Play Wordle like a pro with Python
We all want to play games like a pro. In the end, it rewards us with happy hormones in such a depressed society. Wordle Assistant is an open-source project that I worked on in the summer of 2022. It was written in C++ and Python. The repository may be found here. It is based on mathematical inference principles, which implies that if my guess contains a hint about the solution, we may deduce the probable responses to arrive at a more accurate guess.
Logic
Fortunately, we have the list of all words that are used in Wordle, thanks to Grand Sanderson. The intuition to solve this game lies in a simple method. First, all 26 alphabets are equally likely to be at any position. We make a guess. The guess will give some hint about the answer, using that hint we will cut the possibilities of having alphabets at those positions, along with a set of all allowed words — all green and yellow words.
We have simple rules according to the colour,
- If the colour is green, then only that letter can be at that position. Because only that letter can be at that place.
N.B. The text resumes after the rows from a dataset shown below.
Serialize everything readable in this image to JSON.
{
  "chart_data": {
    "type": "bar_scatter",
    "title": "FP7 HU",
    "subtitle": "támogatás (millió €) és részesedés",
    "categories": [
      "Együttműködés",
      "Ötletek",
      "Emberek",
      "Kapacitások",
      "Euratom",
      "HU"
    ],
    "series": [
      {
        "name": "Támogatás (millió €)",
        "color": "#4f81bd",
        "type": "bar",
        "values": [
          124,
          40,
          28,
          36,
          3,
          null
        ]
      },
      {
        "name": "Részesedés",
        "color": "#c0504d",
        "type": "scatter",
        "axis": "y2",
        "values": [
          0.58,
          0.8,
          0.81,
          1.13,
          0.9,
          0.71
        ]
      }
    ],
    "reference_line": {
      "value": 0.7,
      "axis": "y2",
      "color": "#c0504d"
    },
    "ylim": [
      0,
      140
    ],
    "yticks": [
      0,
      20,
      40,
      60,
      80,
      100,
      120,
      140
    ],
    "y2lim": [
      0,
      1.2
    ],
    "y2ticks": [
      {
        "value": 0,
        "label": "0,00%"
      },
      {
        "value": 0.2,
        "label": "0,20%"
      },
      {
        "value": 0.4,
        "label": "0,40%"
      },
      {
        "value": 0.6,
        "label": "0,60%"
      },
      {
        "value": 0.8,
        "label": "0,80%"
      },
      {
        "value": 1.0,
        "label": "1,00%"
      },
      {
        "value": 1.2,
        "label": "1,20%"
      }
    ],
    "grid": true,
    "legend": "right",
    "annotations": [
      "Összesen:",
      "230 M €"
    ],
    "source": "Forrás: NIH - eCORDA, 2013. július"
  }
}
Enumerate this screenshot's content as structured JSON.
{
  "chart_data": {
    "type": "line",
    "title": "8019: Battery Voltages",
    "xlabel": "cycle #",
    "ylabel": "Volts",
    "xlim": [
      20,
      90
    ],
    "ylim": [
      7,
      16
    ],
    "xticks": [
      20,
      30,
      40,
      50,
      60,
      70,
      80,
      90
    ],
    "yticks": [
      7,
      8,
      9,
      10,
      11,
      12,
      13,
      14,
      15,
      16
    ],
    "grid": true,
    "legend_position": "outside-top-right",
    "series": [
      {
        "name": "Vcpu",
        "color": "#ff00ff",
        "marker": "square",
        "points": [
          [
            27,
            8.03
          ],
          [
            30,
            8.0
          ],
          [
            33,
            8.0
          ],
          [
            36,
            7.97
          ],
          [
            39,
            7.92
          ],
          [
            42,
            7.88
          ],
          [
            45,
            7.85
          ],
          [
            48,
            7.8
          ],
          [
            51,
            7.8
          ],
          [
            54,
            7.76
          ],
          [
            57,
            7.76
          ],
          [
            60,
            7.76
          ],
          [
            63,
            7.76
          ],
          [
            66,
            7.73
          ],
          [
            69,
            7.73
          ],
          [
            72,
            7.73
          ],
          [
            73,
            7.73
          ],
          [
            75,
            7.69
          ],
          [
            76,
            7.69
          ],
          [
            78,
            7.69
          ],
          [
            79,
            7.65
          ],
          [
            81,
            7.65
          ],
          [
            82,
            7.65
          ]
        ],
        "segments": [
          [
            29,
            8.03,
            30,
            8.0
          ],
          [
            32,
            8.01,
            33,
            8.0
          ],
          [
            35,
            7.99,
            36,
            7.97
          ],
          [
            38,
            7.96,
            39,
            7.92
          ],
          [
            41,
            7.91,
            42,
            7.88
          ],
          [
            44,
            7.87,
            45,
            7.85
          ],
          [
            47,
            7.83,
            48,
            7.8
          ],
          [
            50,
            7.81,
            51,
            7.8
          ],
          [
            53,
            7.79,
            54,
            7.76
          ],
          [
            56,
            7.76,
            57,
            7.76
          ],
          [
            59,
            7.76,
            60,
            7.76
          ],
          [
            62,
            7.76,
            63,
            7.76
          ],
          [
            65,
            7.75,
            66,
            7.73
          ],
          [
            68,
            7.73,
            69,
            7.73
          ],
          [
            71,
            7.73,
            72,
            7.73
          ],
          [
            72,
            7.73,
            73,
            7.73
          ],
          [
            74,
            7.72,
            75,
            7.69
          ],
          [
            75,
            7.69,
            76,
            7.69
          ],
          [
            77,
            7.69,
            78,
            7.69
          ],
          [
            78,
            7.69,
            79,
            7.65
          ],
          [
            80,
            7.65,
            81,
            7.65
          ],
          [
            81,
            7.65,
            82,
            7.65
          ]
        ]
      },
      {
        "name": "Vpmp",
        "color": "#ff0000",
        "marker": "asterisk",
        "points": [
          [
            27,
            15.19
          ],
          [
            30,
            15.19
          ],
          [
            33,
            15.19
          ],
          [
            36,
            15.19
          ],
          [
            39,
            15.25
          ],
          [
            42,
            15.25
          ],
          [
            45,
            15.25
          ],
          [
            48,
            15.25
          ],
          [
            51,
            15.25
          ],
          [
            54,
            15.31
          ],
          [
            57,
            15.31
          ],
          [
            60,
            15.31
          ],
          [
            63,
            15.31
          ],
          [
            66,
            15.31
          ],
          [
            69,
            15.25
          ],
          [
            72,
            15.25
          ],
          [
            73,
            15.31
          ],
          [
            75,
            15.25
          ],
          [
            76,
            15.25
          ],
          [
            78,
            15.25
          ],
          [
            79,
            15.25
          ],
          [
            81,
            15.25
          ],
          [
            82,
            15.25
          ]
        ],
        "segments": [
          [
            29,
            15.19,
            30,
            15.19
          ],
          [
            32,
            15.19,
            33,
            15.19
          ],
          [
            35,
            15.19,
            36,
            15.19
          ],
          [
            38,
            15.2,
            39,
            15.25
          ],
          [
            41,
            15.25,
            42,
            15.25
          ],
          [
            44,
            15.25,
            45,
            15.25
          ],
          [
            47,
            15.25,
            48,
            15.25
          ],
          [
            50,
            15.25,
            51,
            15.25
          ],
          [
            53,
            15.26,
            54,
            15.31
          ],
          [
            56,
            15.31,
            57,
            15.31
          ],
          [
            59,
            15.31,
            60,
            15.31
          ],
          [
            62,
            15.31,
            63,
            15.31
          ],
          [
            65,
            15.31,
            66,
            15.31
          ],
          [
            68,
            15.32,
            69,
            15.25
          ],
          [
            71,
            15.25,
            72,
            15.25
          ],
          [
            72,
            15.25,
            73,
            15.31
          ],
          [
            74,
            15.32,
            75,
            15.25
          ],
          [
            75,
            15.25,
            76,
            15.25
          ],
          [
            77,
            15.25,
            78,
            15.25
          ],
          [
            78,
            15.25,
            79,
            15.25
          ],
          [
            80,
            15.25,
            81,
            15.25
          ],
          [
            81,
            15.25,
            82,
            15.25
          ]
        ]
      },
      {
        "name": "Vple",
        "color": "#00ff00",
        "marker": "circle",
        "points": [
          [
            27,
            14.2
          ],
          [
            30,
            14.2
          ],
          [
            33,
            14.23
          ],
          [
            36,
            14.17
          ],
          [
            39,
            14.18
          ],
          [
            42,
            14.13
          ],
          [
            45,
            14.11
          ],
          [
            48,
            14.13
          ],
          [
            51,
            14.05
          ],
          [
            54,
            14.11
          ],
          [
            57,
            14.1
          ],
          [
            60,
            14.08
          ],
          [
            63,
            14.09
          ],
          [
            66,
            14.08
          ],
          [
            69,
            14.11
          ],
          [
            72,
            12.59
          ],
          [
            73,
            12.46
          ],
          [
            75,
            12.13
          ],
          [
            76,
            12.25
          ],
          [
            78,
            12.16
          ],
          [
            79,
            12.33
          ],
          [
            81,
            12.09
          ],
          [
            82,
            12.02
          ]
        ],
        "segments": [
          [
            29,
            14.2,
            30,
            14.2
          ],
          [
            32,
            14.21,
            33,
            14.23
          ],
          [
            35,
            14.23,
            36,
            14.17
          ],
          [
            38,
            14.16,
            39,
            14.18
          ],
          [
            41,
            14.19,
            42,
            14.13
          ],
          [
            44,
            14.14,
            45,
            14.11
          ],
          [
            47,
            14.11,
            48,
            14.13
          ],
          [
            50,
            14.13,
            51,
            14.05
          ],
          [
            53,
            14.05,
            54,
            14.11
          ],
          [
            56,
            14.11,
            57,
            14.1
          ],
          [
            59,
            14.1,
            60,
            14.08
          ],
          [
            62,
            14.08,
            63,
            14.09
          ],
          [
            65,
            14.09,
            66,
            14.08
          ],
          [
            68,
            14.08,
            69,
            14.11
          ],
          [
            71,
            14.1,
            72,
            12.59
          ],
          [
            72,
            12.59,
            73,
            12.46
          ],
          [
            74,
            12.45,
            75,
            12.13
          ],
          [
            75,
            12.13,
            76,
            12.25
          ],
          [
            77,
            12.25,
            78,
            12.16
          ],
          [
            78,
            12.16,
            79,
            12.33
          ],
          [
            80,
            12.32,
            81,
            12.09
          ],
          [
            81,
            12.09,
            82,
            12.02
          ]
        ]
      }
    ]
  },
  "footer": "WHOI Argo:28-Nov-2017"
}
- If the colour is yellow then we will remove the letter from the corresponding position. Because the letter is in the answer but not at this place.
- If the colour is black, then we have two cases, If the letter is in allowed words then we will remove the letter from the corresponding position. If the letter is not in allowed words then we will remove the letter from all positions.
Keeping this rule in mind let's play a game and keep updating the map (for C++ guys) or dictionary (for Python guys) and see where we go. Before the first attempt, we have all alphabets equally likely to be at the position as we assume at first.
map = {0: {a,c,d,e,f,g,h,i,j,k,l,m,n,o,p,q,r,t,u,v,w,x,y,z},
1: {a,c,d,e,f,g,h,i,j,k,l,m,n,o,p,q,r,t,u,v,w,x,y,z},
2: {a,c,d,e,f,g,h,i,j,k,l,m,n,o,p,q,r,t,u,v,w,x,y,z},
3: {a,c,d,e,f,g,h,i,j,k,l,m,n,o,p,q,r,t,u,v,w,x,y,z},
4: {a,c,d,e,f,g,h,i,j,k,l,m,n,o,p,q,r,t,u,v,w,x,y,z}}allowed_letters = {}
{b,o,s} will be removed from every position because they are not in the word at any position (they are not in allowed_letters). {e} is a set of green letters. Their corresponding location will only contain them, because we don’t want a word that has not a green letter at that position. {r} is a set of yellow words they will be remove form their corresponding location, because they are in the word but not at this position. After this move out map looks something like this.
map = {0: {a,c,d,e,f,g,h,i,j,k,l,m,n,p,q,r,t,u,v,w,x,y,z},
1: {a,c,d,e,f,g,h,i,j,k,l,m,n,p,q,r,t,u,v,w,x,y,z},
2: {a,c,d,e,f,g,h,i,j,k,l,m,n,p,q,t,u,v,w,x,y,z},
3: {e},
4: {a,c,d,e,f,g,h,i,j,k,l,m,n,p,q,r,t,u,v,w,x,y,z}}allowed_letters = {e,r}
The same principles are employed to update the map, and the fact that a random word is chosen from the bucket of words that travel through the map indicates that they include the words that the map allows to appear at that position.
map = {0: {a,c,e,f,g,h,i,j,k,l,m,p,q,r,t,u,v,w,x,y,z},
1: {u},
2: {a,c,e,f,g,h,i,j,k,l,m,n,p,q,t,u,v,w,x,y,z},
3: {e},
4: {a,c,e,f,g,h,i,j,k,l,m,n,p,q,t,u,v,w,x,y,z}}allowed_letters = {e,n,r,u}
map = {0: {n}, 1: {u}, 2: {d}, 3: {e}, 4: {r}}allowed_letters = {e,m,n,r,u}
I was able to win 8251 out of 10000 games with this technique. That is, nearly four out of every five games were won. The winning distribution is shown here.
{ "win": { "1": 1, "2": 84, "3": 965, "4": 2567, "5": 2853, "6": 1781 }, "loss": 1749
}
The link to the repositories is here. Enjoy your day.